Melendez was arrested May 2, 1984, at age 32 in the death of Delbert Baker, whose body was found in September 1983 at the school of cosmetology he owned in Auburndale, Florida, according to The National Registry of Exonerations.

Melendez said he knew maybe five words in English at the time, after moving north from Puerto Rico, and didn’t understand much of what was going on in court. After a few days, he was sentenced to death and waited for years at a prison near Jacksonville.

Melendez recalled being taken to his 6-by-9-foot cell on Nov. 2, 1984.

“I had shackles on my legs, a chain around my waist, handcuffs on my wrists,” he said.

Other inmates taught Melendez how to read, write and speak English.

“I wouldn’t have been able to survive it if it wasn’t for them,” he said.

Melendez said the prison was infested with rats and roaches.

“After 10 years I was tired of it,” he said. “I wanted out of there, but the only way out” was suicide.

Melendez said letters from “Mama” and five aunts, as well as dreams of the beaches in Puerto Rico, kept him going. No other friends or family members wrote to him, he said.

Melendez and his lawyers spent years filing appeals until finally, in 2000, a new investigator in his case discovered a tape in which another man confessed to killing Baker. Several witnesses said the man had also confessed to them. A judge vacated Melendez’s conviction Dec. 5, 2001, and he was released Jan. 3, 2002.

“I was not saved by the system; I was saved in spite of the system,” Melendez said.

Death penalty in Nevada

Scott Coffee, a lawyer with the Clark County Public Defender’s office, also spoke to the class about problems associated with the death penalty. He has worked on capital punishment cases for 20 years and said Nevada, particularly Clark County, is a “hotbed for capital punishment.”

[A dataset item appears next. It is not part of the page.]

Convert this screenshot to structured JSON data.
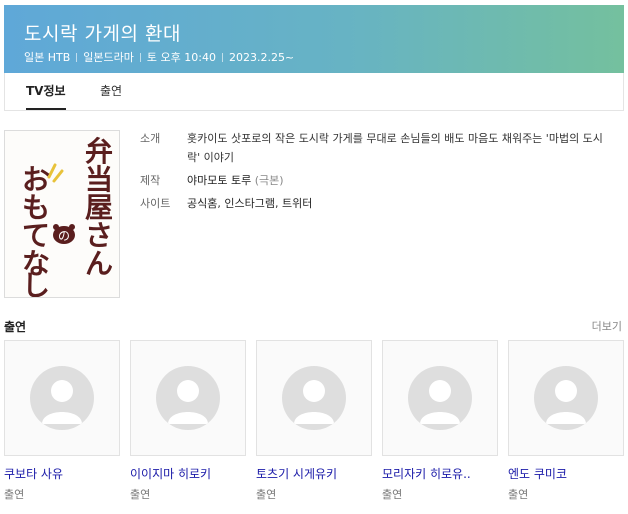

Nevada reinstated capital punishment in 1977, and nearly 80 people sit on death row. Nevada last executed a prisoner in 2006.

There are 60 pending capital cases in Clark County. That’s compared with 30 in Los Angeles County — which has a population four times the size of Clark County’s — Coffee said.

Clark County is “way out of whack with the rest of the country,” he added.

A bill in the Legislature that would have abolished the death penalty, Assembly Bill 149, wasn’t given a hearing.